El 29 de junio de 1993, en el Memorial Hospital de Queens se apagó la voz y figura de una de las leyendas más vivas de la salsa, el cantante de los cantantes, así queremos recordarlo, bailando al lado de su esposa, la “Puchi” de toda su vida, meneando su flaca figura y guiñando el ojo a Ismael Miranda en aquel estadio africano que puso de vuelta y media a todos los negritos presentes que no paraban de bailar, o agarrándose el oído y gritando una melodía ensimismada en la vieja Feria del Hogar, sonriendo con la sonrisa del salsero y de aquel niño chalaco que lo miraba obnubilado aquella noche gris que pasó por mi cabeza que nunca más regresaría.
Mi esposa a quien descubrió a Lavoe gracias a mi, advirtió algo que un fanático de su música como yo nunca noté, en todas sus letras había fatalismo tal vez él mismo atrajo eso, no lo sé, solo Dios lo sabe.

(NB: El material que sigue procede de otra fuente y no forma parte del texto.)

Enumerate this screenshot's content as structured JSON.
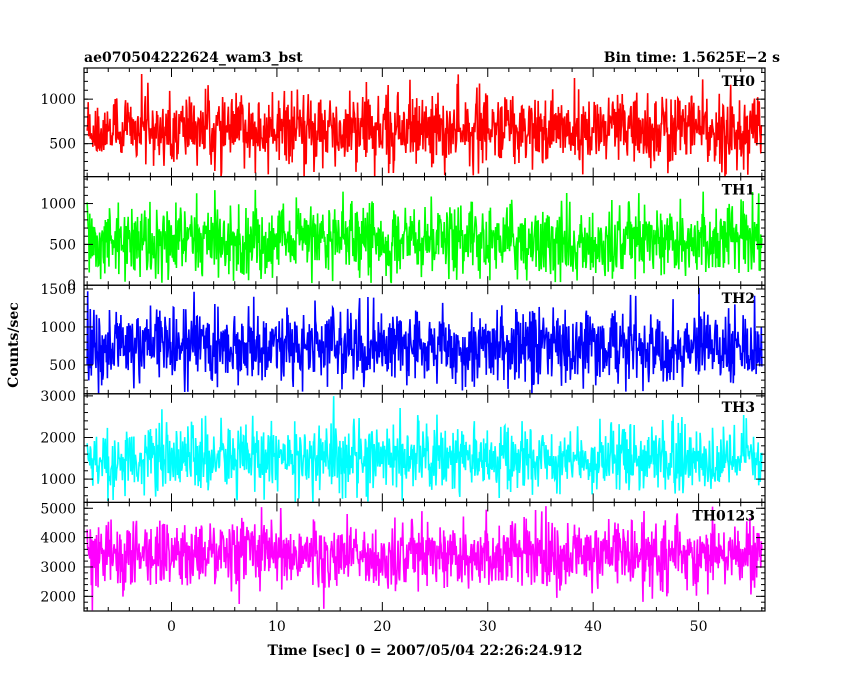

Lo cierto es que efectivamente nunca más regresó, sin embargo no hay que hacer mucho para traerlo de nuevo a la mente, el sentimiento y a los pies, pues regresa cada viernes cuando Pacho Hurtado se desdobla con “Emborráchame de amor” desde un confín del Jazz Zone, regresa cada fin de semana en la radiola, en el equipo de sonido, en el estéreo, o en el parlante de la computadora de cada casa vibrante que no deja de oírlo, y sobre todo, regresa a mi corazón cada vez que me acuerdo de aquellas nobles calles chalacas donde deje los mejores recuerdos de mi vida, y el eco eterno de su voz.